Le 20 février 2017, la revue Passages et l’ADAPes ont accueilli Bahgat El Nadi et Adel Rifaat, qui viennent de publier Les musulmans au défi de Daech sous le pseudonyme de Mahmoud Hussein, aux éditions Gallimard. Nous rendons compte de l’exposé des auteurs, du débat et de la recension de leur ouvrage.
Daech prétend représenter l’islam vrai, celui des origines. Les musulmans, en grande majorité, rejettent cette prétention mais, compte tenu du tort qu’il porte à l’islam, il faut aller plus loin : intenter à Daech un procès théologique. Ceci peut se heurter à des considérations politiques. Des musulmans hésitent à condamner d’autres musulmans, parce qu’ils mêleraient alors leur voix à celles d’ennemis déclarés de l’islam. Certains considèrent que les atrocités de Daech ne sont pas plus immorales que les bombardements adverses et qu’elles leur apportent une juste réponse. Des sunnites voient même en Daech un rempart contre le chiisme.
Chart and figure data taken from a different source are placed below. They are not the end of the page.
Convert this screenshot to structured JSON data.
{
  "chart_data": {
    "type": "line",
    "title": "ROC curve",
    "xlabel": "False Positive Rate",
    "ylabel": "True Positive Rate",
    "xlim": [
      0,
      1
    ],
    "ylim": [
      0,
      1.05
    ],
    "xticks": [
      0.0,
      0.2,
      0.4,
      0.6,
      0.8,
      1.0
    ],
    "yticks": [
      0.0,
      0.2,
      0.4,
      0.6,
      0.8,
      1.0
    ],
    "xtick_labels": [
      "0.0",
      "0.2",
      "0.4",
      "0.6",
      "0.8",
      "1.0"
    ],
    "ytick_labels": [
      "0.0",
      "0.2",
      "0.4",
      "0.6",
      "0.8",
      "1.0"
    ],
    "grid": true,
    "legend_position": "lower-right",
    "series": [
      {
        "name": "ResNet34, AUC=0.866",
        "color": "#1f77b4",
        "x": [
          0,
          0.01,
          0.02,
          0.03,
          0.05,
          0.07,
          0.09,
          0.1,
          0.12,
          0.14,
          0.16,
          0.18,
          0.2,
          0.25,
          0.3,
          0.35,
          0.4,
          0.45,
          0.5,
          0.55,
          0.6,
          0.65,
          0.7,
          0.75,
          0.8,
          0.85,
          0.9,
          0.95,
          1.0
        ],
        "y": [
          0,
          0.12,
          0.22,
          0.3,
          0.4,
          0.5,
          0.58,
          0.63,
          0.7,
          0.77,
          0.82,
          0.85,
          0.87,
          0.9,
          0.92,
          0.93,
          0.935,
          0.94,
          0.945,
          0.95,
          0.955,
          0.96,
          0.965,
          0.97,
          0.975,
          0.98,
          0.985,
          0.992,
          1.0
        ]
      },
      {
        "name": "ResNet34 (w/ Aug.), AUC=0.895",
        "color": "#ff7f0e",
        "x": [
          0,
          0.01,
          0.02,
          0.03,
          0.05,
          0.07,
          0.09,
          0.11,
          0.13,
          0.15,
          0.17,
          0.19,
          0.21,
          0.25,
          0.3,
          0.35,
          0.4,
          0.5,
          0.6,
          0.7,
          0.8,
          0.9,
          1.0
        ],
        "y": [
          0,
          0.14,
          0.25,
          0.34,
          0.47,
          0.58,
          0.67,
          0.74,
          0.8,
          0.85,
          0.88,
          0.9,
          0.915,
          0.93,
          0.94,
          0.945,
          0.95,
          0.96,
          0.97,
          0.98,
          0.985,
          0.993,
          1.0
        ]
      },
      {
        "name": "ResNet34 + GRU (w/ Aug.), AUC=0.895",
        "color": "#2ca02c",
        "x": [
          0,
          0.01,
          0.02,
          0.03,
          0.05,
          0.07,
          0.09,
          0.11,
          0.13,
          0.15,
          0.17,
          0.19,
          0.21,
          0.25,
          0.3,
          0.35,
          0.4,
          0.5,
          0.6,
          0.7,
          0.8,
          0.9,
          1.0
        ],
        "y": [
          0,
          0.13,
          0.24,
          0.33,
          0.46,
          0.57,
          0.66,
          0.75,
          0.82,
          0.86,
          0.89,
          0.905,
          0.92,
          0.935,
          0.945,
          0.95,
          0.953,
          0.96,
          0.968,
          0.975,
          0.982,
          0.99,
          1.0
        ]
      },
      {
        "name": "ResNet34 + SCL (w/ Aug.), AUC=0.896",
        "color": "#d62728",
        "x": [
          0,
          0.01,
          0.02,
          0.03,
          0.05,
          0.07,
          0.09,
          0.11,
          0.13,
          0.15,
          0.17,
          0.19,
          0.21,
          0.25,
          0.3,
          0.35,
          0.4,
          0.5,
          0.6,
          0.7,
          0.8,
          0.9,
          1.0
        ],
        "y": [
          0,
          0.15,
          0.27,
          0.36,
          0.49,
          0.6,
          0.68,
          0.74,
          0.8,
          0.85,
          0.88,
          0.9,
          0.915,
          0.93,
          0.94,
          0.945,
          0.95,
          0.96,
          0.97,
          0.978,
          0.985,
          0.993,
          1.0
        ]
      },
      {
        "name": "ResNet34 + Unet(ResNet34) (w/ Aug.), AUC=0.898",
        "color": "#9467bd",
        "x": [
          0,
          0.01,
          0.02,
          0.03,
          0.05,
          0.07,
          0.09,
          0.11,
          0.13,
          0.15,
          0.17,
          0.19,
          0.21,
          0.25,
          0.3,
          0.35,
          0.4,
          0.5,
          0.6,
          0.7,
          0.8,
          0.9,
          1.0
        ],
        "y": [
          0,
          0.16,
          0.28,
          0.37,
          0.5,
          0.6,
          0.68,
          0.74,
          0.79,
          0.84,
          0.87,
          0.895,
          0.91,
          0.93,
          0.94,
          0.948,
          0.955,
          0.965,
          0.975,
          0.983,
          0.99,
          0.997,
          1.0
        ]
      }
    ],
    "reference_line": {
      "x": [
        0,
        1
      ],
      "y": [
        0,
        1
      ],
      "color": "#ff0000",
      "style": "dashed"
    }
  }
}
Plus généralement, les croyants d’aujourd’hui n’ont guère envie de revisiter les dogmes ; d’ailleurs, beaucoup de gens ont besoin d’un dogme et répugnent à le voir remettre en question, surtout les musulmans confrontés à l’immense complexité du texte coranique. Et ceux qui voudraient condamner Daech sont freinés par la crainte de violer un interdit. En effet, Daech justifie son projet en citant certains versets. Si on le réfute, on se heurte au dogme de l’imprescriptibilité : l’intégralité du texte coranique est valable partout et toujours. Ce dogme repose sur un raisonnement imparable : le Coran étant la parole de Dieu, tous ses versets ont une valeur absolue et éternelle. Or ce dogme découle d’un postulat idéologique ; la parole de Dieu serait consubstantielle à Dieu lui-même, éternelle et infaillible. Nos intervenants affirment qu’il faut le rejeter pour retrouver la vérité-même du Coran.
Beaucoup croient que le Coran, reçu d’un seul coup par le Prophète, est resté tel quel après sa mort. Or la révélation du Coran s’est étendue sur 22 ans, dans des contextes très variés. Dans une société de tradition orale, des croyants ont écrit certains versets sur des morceaux de peau séchée. 22 ans après la mort du Prophète, le troisième khalife, Othmân, a décidé de faire mettre le Coran par écrit. Le texte a été rédigé deux siècles avant l’adoption de l’alphabet définitif de l’arabe, sans utiliser les signes diacritiques et sans disposer d’aucune chronologie. Il a été largement discuté et il aura fallu plus de trois siècles pour aboutir à un texte définitif.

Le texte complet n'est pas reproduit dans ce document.